Raymond James & Associates reported, "The only bright spot for the jack up market is Mexico, and on their earnings calls some companies suggested Petroleos Mexicanos could be in the market for anywhere from 5 to 10 additional rigs this year. Recently, rumors have circulated suggesting that Pemex's initial three-rig tender was to be cancelled. Channel checks indicate this is false—the tender is still on schedule, though one rig may be delayed until later in the year for technical reasons." However, they said, "Regardless of Pemex's demand, the market is grossly oversupplied and day rates are still headed lower."
James D. Crandell and James C. West at Barclays Capital Inc. in New York agreed, "Jack up utilization in the Gulf of Mexico continues to fall…. Of the 39 uncontracted rigs in the region, 19 are idle, 19 are cold-stacked, and one is in the shipyard. Worldwide offshore rig utilization increased 10 [basis points] to 82.7%."
West said day rates for high-specification rigs remain strong in Southeast Asia. "The North Sea spot market is currently weak, although activity is poised to improve during the summer season. Day rates for summer work appear to be consistent with last year's levels," he said. "However, the Gulf of Mexico shallow water market is deteriorating and utilization and day rates are under pressure. Deepwater day rates are mostly stable."
Barclay analysts reported, "The number of [US gas] wells drilled but not completed continues to rise, and we estimate there are over 1,000 in the Barnett shale, up from 500 at the start of the year. We view this as the creation of additional spare capacity in an already well oversupplied industry. This will further mute a recovery in gas prices."
US drilling permits totaled 4,257 over the past 4 weeks, up 4.9% from the prior 4 weeks' total, they said Apr. 28. The US well service rig count stood at 1,825 in March, down 122 rigs (6%) from the prior month for a 53% utilization rate. "Workover activity levels are down 26% vs. 2,457 active rigs last year," they said.
In other news, Saudi Arabia Finance Minister Aziz al-Assaf said his country is investing $400 billion over the next 5 years to increase oil production capacity in anticipation of a recovery in the global economy. That investment will be focused largely on infrastructure projects, he said. Saudi Arabia has cut oil production to less than 8 million b/d from 9.6 million b/d last July as the global recession erodes demand. Abu Dhabi's national oil company is expected to reduce its June exports by 18%.
The June contract for benchmark US sweet, light crudes traded as low as $48.01/bbl Apr. 27 before climbing back to close at $50.14/bbl, down $1.41 for the day on the New York Mercantile Exchange. The July crude contract lost $1.42 to $51.52/bbl.
On the US spot market, West Texas Intermediate at Cushing, Okla., was down 66¢ to $50.14/bbl.
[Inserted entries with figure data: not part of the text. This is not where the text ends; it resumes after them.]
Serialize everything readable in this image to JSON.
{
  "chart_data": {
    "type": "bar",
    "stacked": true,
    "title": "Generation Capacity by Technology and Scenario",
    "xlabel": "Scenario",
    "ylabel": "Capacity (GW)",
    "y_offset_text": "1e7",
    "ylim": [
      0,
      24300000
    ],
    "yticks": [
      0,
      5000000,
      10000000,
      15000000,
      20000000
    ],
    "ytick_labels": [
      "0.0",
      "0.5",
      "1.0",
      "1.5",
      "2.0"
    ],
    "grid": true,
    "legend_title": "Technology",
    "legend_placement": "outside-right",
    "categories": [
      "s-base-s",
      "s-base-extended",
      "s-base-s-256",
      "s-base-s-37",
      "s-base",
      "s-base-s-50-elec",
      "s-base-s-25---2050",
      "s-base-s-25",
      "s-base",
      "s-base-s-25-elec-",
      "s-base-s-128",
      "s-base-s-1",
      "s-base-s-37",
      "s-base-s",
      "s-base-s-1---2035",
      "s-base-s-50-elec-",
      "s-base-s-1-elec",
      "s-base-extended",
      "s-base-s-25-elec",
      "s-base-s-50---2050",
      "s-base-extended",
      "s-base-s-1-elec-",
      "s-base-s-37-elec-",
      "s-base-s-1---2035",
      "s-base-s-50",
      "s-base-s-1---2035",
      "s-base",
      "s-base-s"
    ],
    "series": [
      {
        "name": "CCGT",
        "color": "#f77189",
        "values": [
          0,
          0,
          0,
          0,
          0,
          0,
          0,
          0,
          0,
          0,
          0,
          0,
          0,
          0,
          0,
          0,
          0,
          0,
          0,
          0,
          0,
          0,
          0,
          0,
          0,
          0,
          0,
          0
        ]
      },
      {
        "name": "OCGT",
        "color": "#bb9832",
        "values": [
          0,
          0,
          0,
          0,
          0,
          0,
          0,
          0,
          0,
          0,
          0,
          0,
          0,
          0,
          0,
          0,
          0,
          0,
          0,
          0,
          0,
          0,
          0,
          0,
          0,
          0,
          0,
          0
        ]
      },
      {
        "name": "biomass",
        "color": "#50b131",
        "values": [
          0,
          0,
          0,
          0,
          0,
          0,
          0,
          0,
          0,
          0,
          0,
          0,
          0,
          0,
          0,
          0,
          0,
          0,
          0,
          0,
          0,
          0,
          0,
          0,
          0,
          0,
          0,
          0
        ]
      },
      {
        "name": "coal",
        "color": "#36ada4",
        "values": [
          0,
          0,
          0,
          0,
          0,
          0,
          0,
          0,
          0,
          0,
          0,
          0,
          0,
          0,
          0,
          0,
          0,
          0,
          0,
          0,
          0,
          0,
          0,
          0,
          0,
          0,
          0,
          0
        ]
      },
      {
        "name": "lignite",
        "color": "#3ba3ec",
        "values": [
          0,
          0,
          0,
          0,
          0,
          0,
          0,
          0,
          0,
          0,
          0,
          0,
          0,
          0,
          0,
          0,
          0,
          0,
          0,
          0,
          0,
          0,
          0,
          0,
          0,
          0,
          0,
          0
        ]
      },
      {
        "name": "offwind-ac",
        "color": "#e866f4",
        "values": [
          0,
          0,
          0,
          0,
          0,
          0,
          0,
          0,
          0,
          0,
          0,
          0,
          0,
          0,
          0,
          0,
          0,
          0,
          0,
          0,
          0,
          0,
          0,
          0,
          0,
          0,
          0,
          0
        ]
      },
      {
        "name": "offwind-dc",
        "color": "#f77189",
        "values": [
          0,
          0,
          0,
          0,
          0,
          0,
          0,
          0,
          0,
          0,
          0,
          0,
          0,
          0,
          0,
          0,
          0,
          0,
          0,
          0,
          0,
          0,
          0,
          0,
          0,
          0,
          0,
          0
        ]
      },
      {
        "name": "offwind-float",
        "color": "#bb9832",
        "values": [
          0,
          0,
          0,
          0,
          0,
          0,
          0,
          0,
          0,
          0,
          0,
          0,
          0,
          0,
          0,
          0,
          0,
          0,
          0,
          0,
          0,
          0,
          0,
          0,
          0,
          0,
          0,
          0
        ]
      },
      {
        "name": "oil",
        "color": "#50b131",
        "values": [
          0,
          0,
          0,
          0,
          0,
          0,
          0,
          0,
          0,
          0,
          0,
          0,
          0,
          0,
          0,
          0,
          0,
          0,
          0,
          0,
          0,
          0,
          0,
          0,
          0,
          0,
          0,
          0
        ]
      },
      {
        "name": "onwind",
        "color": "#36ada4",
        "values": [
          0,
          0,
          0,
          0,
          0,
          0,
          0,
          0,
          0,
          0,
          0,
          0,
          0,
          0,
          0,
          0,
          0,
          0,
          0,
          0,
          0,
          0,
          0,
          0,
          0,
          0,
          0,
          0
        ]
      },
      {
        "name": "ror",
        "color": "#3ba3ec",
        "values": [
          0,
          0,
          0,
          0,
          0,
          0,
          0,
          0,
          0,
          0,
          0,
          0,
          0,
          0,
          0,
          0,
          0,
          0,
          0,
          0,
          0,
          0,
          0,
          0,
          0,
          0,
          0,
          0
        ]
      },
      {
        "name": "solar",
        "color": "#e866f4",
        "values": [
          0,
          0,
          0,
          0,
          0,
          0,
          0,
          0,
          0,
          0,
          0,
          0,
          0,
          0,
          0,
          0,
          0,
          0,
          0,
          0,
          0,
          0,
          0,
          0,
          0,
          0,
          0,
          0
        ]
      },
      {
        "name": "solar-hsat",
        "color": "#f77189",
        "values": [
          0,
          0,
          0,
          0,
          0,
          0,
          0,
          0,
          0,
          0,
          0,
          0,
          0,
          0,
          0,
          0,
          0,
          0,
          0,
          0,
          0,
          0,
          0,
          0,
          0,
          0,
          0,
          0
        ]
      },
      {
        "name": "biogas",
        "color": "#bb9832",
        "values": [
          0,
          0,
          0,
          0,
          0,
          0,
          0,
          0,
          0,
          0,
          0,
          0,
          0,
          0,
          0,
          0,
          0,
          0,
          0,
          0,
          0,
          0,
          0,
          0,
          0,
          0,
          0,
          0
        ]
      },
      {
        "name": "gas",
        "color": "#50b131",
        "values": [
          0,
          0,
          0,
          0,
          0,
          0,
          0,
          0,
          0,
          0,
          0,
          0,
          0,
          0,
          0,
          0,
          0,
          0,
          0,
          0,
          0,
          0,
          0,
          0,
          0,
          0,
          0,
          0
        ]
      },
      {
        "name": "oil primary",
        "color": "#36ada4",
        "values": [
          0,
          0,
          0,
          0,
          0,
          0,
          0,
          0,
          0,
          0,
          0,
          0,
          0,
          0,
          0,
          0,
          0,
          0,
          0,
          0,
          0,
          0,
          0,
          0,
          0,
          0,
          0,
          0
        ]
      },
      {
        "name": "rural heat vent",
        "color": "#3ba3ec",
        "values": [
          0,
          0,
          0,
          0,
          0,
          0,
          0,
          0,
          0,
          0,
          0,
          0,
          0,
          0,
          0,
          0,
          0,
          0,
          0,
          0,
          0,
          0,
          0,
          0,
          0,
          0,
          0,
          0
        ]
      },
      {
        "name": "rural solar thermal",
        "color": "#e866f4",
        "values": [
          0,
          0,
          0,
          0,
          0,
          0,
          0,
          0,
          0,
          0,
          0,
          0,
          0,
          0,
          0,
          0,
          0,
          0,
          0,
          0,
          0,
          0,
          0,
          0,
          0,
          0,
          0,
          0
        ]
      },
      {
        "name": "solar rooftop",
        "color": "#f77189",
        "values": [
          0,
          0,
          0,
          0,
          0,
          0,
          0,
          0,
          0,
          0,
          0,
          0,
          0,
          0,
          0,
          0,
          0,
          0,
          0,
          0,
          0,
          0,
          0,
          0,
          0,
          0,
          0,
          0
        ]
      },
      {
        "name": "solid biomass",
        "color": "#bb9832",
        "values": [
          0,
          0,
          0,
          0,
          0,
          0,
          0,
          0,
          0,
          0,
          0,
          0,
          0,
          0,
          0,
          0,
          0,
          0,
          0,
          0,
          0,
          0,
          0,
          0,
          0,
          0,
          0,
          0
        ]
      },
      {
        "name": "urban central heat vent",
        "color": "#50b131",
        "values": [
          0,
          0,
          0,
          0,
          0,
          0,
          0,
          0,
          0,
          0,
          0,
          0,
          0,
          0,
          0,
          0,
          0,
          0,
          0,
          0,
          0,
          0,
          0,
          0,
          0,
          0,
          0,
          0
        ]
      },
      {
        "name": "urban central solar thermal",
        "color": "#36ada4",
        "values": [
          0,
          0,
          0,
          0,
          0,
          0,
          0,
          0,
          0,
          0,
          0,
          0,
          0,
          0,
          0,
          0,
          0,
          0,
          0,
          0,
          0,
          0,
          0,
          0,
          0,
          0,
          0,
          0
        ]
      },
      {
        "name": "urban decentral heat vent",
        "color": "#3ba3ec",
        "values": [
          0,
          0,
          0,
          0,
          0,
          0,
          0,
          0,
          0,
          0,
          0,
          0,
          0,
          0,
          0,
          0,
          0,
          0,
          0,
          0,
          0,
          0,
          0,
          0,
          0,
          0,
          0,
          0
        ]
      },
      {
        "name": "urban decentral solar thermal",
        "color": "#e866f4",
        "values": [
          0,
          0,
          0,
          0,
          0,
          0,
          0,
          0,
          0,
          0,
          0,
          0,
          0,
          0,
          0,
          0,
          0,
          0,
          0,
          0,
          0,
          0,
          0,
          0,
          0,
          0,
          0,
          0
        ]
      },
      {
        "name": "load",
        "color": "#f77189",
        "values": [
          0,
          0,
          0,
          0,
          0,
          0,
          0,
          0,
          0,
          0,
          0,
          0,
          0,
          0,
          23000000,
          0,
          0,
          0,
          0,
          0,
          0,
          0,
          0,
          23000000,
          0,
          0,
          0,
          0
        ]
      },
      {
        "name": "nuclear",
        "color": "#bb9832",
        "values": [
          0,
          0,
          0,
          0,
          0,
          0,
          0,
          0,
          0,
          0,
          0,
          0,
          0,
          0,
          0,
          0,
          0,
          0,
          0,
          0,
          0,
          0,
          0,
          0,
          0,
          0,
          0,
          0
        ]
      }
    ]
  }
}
Heating oil for May delivery dropped 4.54¢ to $1.32/gal on NYMEX. The same month contract for reformulated blend stock for oxygenate blending (RBOB) decline 3.88¢ to $1.40/gal.
The May contract for natural gas was down 4.4¢ to $3.25/MMbtu on NYMEX. On the US spot market, gas at Henry Hub, La., fell 12¢ to $3.21/MMbtu.
In London, the June IPE contract for North Sea Brent dropped $1.35 to $50.32/bbl. Gas oil for May fell $12 to $421/tonne, wiping out its $12 gain in the previous session.
The average price for the Organization of Petroleum Exporting Countries' basket of 12 benchmark crudes declined 76¢ to $49.21/bbl on Apr. 27.